De cette population se détachent les Hébreux aux environs de 1800 avant JC. Ce groupe, sur lequel l'archéologie et l'Histoire manquent d'informations précises, va donner corps à la première religion monothéiste.

Au tournant du 1er millénaire avant notre ère, les différentes tribus hébraïques portent à leur tête un roi (Saül d'après la Bible) pour résister aux menaces extérieures. Mais ce royaume va se diviser à la troisième génération et succomber aux attaques successives des Assyriens (Sargon 1er) puis des Babyloniens (Nabuchodonosor).

Au VIe siècle avant JC, les habitants de la Judée sont exilés en Mésopotamie, dans la région de Babylone.

Une partie d'entre eux reviennent chez eux un demi-siècle plus tard grâce à la bienveillance du roi de Perse Cyrus 1er, vainqueur des Babyloniens.

Fortifiés par l'épreuve de l'exil, ils donnent à la religion judaïque sa structure définitive et en font la base de leur organisation sociale. Mais ils ne vont pas jouir longtemps de leur liberté retrouvée. Les Grecs d'Alexandre le Grand puis les Romains de Pompée vont les soumettre à leur loi et ne leur laisser qu'une autonomie relative.

Des Hébreux aux Juifs

Les historiens parlent des Hébreux pour la période des patriarches (d'Abraham à l'avènement de Saül), des Israélites pour la période royale et des Juifs après l'exil de Babylone, les Israéliens étant quant à eux les citoyens de l'État actuel d'Israël.

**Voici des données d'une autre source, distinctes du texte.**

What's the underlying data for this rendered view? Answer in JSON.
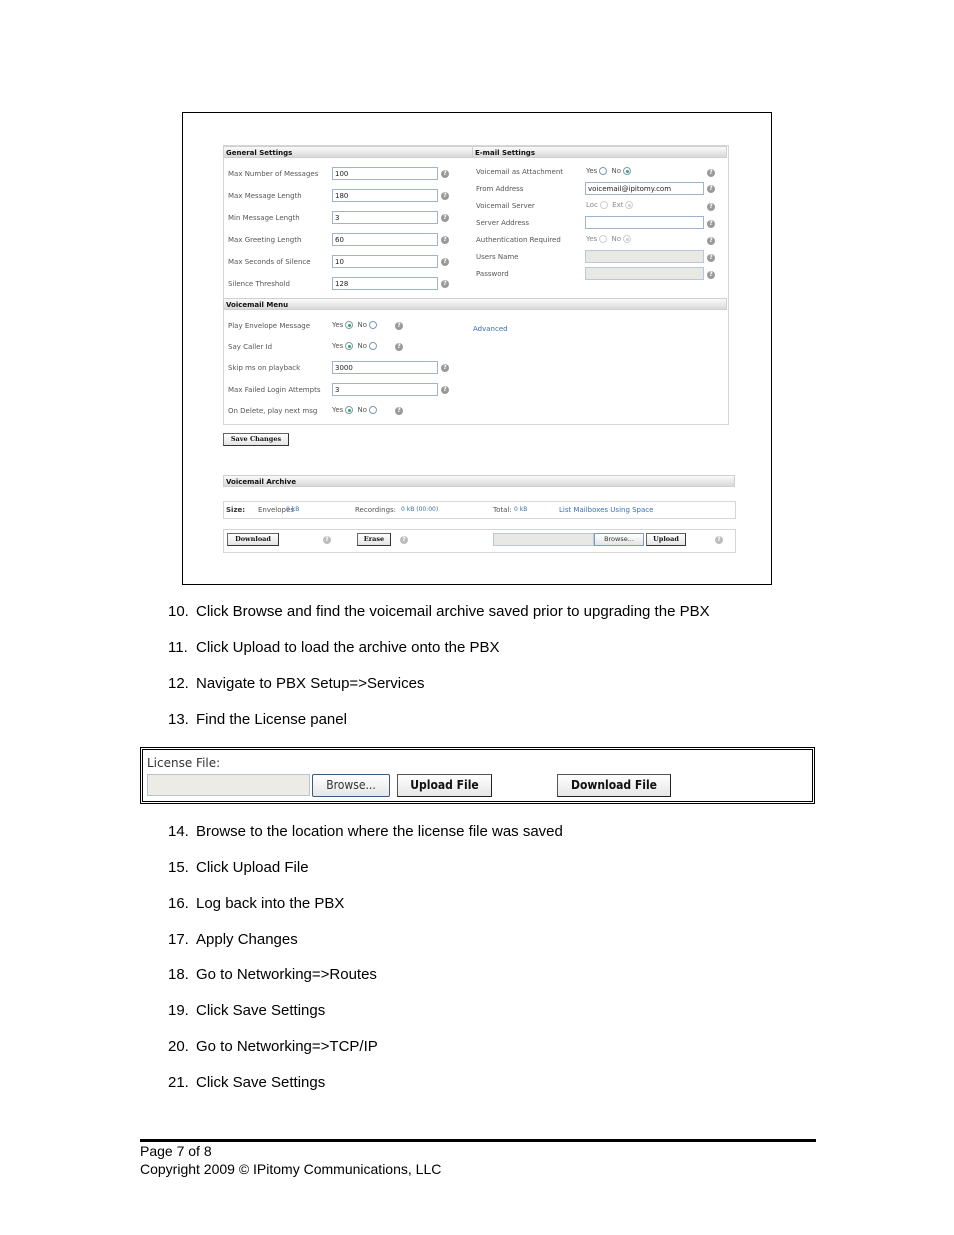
{
  "screenshot": {
    "general_settings": {
      "title": "General Settings",
      "fields": [
        {
          "label": "Max Number of Messages",
          "value": "100"
        },
        {
          "label": "Max Message Length",
          "value": "180"
        },
        {
          "label": "Min Message Length",
          "value": "3"
        },
        {
          "label": "Max Greeting Length",
          "value": "60"
        },
        {
          "label": "Max Seconds of Silence",
          "value": "10"
        },
        {
          "label": "Silence Threshold",
          "value": "128"
        }
      ]
    },
    "email_settings": {
      "title": "E-mail Settings",
      "attachment": {
        "label": "Voicemail as Attachment",
        "opt1": "Yes",
        "opt2": "No",
        "selected": "No"
      },
      "from_address": {
        "label": "From Address",
        "value": "voicemail@ipitomy.com"
      },
      "server": {
        "label": "Voicemail Server",
        "opt1": "Loc",
        "opt2": "Ext",
        "selected": "Ext"
      },
      "server_address": {
        "label": "Server Address",
        "value": ""
      },
      "auth": {
        "label": "Authentication Required",
        "opt1": "Yes",
        "opt2": "No",
        "selected": "No"
      },
      "username": {
        "label": "Users Name",
        "value": ""
      },
      "password": {
        "label": "Password",
        "value": ""
      }
    },
    "voicemail_menu": {
      "title": "Voicemail Menu",
      "envelope": {
        "label": "Play Envelope Message",
        "opt1": "Yes",
        "opt2": "No",
        "selected": "Yes"
      },
      "callerid": {
        "label": "Say Caller Id",
        "opt1": "Yes",
        "opt2": "No",
        "selected": "Yes"
      },
      "skip_ms": {
        "label": "Skip ms on playback",
        "value": "3000"
      },
      "max_failed": {
        "label": "Max Failed Login Attempts",
        "value": "3"
      },
      "on_delete": {
        "label": "On Delete, play next msg",
        "opt1": "Yes",
        "opt2": "No",
        "selected": "Yes"
      },
      "advanced_link": "Advanced"
    },
    "save_button": "Save Changes",
    "archive": {
      "title": "Voicemail Archive",
      "size_label": "Size:",
      "envelopes_label": "Envelopes",
      "envelopes_value": "0 kB",
      "recordings_label": "Recordings:",
      "recordings_value": "0 kB (00:00)",
      "total_label": "Total:",
      "total_value": "0 kB",
      "list_link": "List Mailboxes Using Space",
      "download_button": "Download",
      "erase_button": "Erase",
      "browse_button": "Browse...",
      "upload_button": "Upload"
    },
    "help_glyph": "?"
  },
  "steps_a": [
    {
      "num": "10.",
      "text": "Click Browse and find the voicemail archive saved prior to upgrading the PBX"
    },
    {
      "num": "11.",
      "text": "Click Upload to load the archive onto the PBX"
    },
    {
      "num": "12.",
      "text": "Navigate to PBX Setup=>Services"
    },
    {
      "num": "13.",
      "text": "Find the License panel"
    }
  ],
  "license_panel": {
    "label": "License File:",
    "browse_button": "Browse...",
    "upload_button": "Upload File",
    "download_button": "Download File"
  },
  "steps_b": [
    {
      "num": "14.",
      "text": "Browse to the location where the license file was saved"
    },
    {
      "num": "15.",
      "text": "Click Upload File"
    },
    {
      "num": "16.",
      "text": "Log back into the PBX"
    },
    {
      "num": "17.",
      "text": "Apply Changes"
    },
    {
      "num": "18.",
      "text": "Go to Networking=>Routes"
    },
    {
      "num": "19.",
      "text": "Click Save Settings"
    },
    {
      "num": "20.",
      "text": "Go to Networking=>TCP/IP"
    },
    {
      "num": "21.",
      "text": "Click Save Settings"
    }
  ],
  "footer": {
    "page": "Page 7 of 8",
    "copyright": "Copyright 2009 © IPitomy Communications, LLC"
  }
}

Les Israélites ou « fils d'Israël » se réfèrent à Jacob, fils d'Isaac et petit-fils d'Abraham, qui, selon la Bible, changea son nom pour celui d'Israël (« celui qui a lutté avec Dieu ») après avoir lutté toute une nuit avec un ange, émissaire de Dieu. Les Juifs ou Judéens tirent leur nom du royaume de Juda (capitale : Jérusalem), qui avait seul résisté à l'offensive assyrienne au VIIIe siècle avant JC.

Première diaspora

Au premier millénaire avant notre ère, la Palestine connaît une forte poussée démographique. Elle croule même sous le poids des hommes, d'où une première vague d'émigration vers les autres contrées du Moyen Orient et de la Méditerranée que l'on appelle diaspora (diaspora est un mot grec qui se traduit en français par... dispersion).

Cette émigration est tantôt volontaire, tantôt contrainte (c'est le cas lorsque Nabuchodonosor déporte les habitants de la Judée à Babylone).

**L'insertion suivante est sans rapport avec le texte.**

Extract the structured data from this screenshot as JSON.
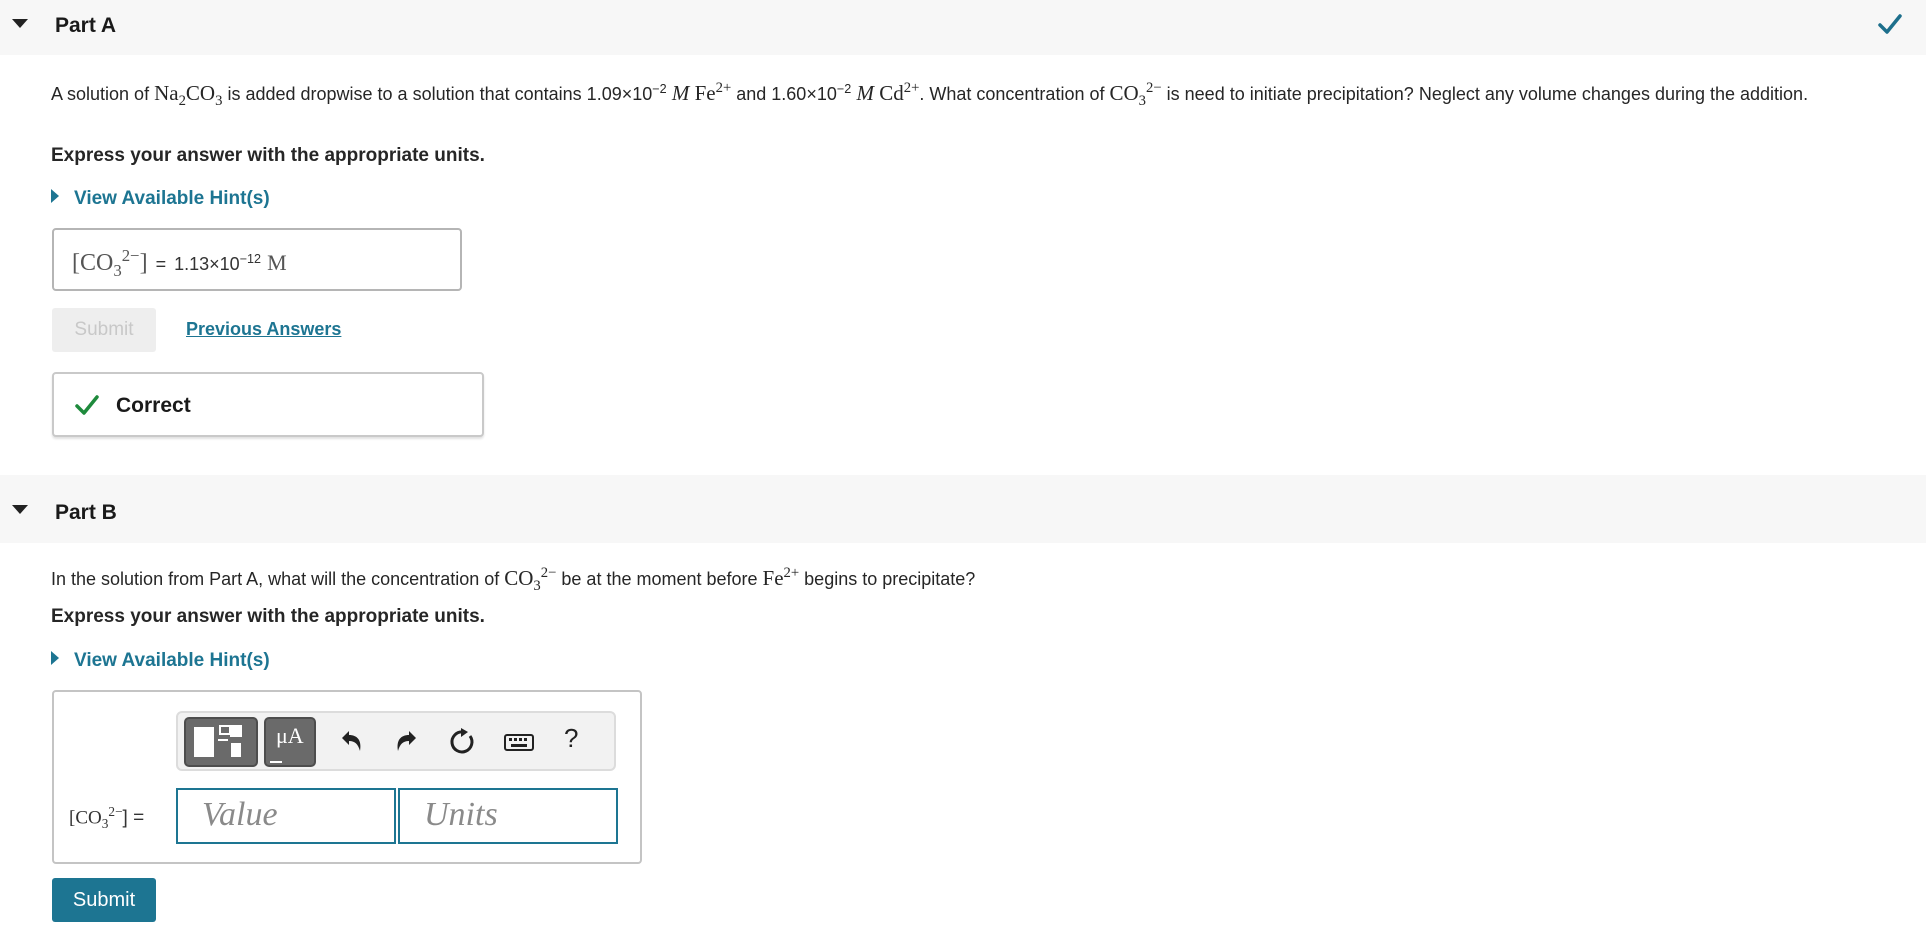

À l'époque du Christ, au début de notre ère, on évalue la population de la Palestine à près de trois millions d'habitants (presque autant qu'aujourd'hui), ce qui est énorme pour l'époque (l'empire romain à son apogée compte environ 50 millions d'âmes et le monde entier, environ 250 millions).

La victoire de Titus, les ravages de la deuxième guerre juive et la séduction de la civilisation gréco-romaine accélèrent l'émigration hors de Palestine. Les juifs vont rejoindre les nombreuses communautés de la diaspora déjà installées en Mésopotamie, en Égypte et autour de la Méditerranée, parfois depuis plusieurs siècles.

Au deuxième siècle de notre ère, la diaspora représente les quatre cinquièmes de la population juive. Dans la Méditerranée orientale, les juifs constituent à eux seuls un cinquième de la population. Ils sont plus nombreux à Alexandrie qu'à Jérusalem !

C'est sur la diaspora que repose désormais la survie du judaïsme. Les juifs de ces communautés dispersées de par le monde pratiquent volontiers le prosélytisme et accueillent des convertis indigènes. C'est le cas en Europe bien sûr, mais aussi en Afrique du nord, en Éthiopie et même en Inde, au Kerala.

Les juifs occupent une place avantageuse au sein de l'empire romain et sont dispensés à titre exceptionnel du culte de l'empereur. Ils placent leur espérance dans l'étude des livres sacrés de la Torah.

Notons aussi que parmi les juifs de la diaspora figurent des prédicateurs qui évoquent un homme nommé Jésus et crucifié quelques décennies plus tôt à Jérusalem. Ceux-là se détachent rapidement de leurs coreligionnaires pour créer une religion à vocation universelle, le christianisme.

André Larané
Saint Augustin et la diaspora

Saint Augustin (354-430), l'un des Pères de l'Église, voit dans la dispersion du peuple juif la sanction divine consécutive à la mort de Jésus ! Ce faisant, il fait l’impasse sur le fait que la diaspora est née un demi-millénaire plus tôt avec la conquête babylonienne et qu’elle est indissociable depuis lors de l’identité juive (aujourd’hui encore, il y a plus de juifs aux États-Unis qu’en Israël !).